Smokers, head for your basements! The health Nazis, who never let fact stand in their way, are after us as never before in their ignominious past.
“Blitzburgher” Cope’s Nazi comparison was perhaps more apt than he knew. Robert Proctor writes in the British Medical Journal article, “The anti-tobacco campaign of the Nazis: a little known aspect of public health in Germany, 1933-45” that Hitler himself called tobacco, “the wrath of the Red Man against the White Man for having been given hard liquor.” Hitler catapulted his anti-smoker propaganda throughout the Reich, and passed anti-smoker legislation similar to that which still looms today in Harrisburg.

But, despite all the bans, taxes, and bogeyman-Jew-face-in-smoke-cloud posters, “German per capita tobacco use between 1932 and 1939 rose from 570 to 900 cigarettes a year,” Proctor writes.
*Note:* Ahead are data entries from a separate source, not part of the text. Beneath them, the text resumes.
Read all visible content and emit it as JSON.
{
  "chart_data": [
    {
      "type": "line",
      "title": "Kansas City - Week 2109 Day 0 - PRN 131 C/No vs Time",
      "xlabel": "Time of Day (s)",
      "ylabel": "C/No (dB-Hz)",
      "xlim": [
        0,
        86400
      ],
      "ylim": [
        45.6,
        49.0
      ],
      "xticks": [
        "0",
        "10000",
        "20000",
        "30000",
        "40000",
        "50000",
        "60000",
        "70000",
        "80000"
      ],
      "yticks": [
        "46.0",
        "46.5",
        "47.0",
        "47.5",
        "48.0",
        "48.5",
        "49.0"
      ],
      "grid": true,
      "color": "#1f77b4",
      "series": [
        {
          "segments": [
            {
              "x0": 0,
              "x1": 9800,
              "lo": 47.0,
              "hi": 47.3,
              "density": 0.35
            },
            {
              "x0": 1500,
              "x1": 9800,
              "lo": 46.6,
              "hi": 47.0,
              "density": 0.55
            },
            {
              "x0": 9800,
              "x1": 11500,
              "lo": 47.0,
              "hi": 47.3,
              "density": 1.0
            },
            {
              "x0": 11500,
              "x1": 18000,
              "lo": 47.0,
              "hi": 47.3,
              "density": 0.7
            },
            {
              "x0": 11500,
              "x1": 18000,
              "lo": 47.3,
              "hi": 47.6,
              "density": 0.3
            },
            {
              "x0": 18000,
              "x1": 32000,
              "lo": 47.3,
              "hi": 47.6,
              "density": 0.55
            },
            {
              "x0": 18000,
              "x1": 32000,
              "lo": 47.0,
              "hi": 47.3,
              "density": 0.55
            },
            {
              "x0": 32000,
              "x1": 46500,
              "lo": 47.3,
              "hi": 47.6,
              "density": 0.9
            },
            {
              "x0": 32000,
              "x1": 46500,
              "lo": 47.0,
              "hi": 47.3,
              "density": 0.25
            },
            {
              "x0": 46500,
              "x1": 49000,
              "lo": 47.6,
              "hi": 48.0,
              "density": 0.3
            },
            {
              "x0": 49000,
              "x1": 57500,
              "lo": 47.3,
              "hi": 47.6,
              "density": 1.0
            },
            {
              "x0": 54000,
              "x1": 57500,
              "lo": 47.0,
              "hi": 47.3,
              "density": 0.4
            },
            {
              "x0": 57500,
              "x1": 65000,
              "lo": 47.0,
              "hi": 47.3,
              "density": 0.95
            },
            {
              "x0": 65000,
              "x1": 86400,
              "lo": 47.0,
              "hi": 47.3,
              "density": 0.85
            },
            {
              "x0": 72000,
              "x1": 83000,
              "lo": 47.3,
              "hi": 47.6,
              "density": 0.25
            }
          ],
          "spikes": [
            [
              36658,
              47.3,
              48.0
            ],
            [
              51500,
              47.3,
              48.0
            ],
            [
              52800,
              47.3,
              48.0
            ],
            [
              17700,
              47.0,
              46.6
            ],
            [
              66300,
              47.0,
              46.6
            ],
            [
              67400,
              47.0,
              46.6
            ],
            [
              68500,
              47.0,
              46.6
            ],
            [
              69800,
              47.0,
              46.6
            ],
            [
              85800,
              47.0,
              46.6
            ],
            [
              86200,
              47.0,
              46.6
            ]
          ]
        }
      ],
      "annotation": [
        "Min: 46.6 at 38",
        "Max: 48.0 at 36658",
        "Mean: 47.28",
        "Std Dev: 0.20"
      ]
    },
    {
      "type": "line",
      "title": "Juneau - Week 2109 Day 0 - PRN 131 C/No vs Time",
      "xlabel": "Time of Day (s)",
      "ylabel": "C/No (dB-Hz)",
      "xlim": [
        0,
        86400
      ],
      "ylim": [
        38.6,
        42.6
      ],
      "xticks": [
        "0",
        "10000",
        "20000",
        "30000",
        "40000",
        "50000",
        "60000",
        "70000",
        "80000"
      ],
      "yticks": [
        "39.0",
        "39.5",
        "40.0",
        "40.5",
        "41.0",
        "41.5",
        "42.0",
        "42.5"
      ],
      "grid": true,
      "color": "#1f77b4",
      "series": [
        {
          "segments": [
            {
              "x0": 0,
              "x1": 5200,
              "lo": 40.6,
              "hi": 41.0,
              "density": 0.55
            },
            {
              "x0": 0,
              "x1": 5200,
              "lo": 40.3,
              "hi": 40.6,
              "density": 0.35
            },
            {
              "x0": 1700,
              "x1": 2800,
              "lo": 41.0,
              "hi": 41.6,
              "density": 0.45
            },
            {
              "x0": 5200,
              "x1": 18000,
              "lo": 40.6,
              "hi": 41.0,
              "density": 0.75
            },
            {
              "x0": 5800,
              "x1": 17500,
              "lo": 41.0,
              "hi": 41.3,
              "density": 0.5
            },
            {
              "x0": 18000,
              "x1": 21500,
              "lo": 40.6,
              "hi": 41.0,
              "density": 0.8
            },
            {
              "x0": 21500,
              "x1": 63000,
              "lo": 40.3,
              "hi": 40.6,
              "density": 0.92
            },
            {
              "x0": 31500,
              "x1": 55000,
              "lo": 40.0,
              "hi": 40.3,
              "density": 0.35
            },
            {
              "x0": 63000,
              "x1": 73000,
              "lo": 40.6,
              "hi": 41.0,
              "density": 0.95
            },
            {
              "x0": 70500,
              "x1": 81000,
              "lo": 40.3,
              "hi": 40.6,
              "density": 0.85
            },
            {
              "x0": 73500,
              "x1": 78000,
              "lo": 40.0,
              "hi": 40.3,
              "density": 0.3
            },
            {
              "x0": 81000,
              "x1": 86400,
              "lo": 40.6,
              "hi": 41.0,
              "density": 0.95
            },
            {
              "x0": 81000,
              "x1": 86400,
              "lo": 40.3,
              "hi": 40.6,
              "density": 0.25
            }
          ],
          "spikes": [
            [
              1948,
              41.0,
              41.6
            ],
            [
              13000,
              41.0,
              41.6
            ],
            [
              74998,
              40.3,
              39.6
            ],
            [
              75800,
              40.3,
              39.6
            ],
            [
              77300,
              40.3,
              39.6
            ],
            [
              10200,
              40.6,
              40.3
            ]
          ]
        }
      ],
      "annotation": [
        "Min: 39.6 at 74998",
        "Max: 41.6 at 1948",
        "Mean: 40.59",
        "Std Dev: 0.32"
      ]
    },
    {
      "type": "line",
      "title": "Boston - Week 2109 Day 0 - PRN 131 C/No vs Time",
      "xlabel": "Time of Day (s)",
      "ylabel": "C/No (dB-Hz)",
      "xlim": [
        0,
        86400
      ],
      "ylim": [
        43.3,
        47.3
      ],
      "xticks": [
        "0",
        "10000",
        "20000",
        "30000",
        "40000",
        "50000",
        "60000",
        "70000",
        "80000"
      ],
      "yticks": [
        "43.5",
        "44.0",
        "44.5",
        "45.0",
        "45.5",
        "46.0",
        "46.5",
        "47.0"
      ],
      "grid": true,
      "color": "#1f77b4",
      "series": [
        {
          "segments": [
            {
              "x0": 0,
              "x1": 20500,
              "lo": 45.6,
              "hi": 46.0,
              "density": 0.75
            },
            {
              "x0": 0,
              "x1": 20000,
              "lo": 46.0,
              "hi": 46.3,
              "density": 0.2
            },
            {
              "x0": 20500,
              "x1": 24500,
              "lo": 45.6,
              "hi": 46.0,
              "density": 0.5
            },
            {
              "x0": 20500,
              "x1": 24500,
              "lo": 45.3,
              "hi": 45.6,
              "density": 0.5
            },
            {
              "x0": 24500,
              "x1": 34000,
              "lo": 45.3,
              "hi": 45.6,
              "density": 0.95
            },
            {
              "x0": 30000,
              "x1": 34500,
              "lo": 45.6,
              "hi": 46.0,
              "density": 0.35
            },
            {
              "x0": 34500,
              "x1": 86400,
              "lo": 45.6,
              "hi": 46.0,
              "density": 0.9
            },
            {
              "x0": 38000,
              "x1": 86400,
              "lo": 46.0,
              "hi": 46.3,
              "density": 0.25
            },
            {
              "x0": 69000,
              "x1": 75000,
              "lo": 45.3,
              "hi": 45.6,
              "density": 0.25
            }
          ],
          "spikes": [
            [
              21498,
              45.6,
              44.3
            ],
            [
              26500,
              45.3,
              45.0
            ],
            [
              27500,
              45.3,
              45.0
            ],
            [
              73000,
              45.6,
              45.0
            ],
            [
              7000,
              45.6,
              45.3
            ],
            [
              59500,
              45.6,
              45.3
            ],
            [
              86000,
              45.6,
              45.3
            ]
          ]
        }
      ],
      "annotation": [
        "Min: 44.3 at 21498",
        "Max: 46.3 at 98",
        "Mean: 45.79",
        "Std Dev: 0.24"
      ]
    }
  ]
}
Perhaps the über-progressive Führer consoled himself with the knowledge that, as Proctor again notes, “According to Germany’s national accounting office, by 1941 tobacco taxes constituted about one twelfth of the government’s entire income.” What became of all those Reichsmarks, I wonder? Perhaps Adolf earmarked them für die Kinder.
Perhaps, too, it is appropriate that Cope’s death came on the demisesquicentennial anniversary of the Reichstag fire in 1933, the seminal (and liminal) false-flag event which led to Hitler’s seizure of dictatorial power.
Anyhow, namaste, Myron. If you run afoul of Nazis while traversing those bardos, give ‘em hell, then keep going!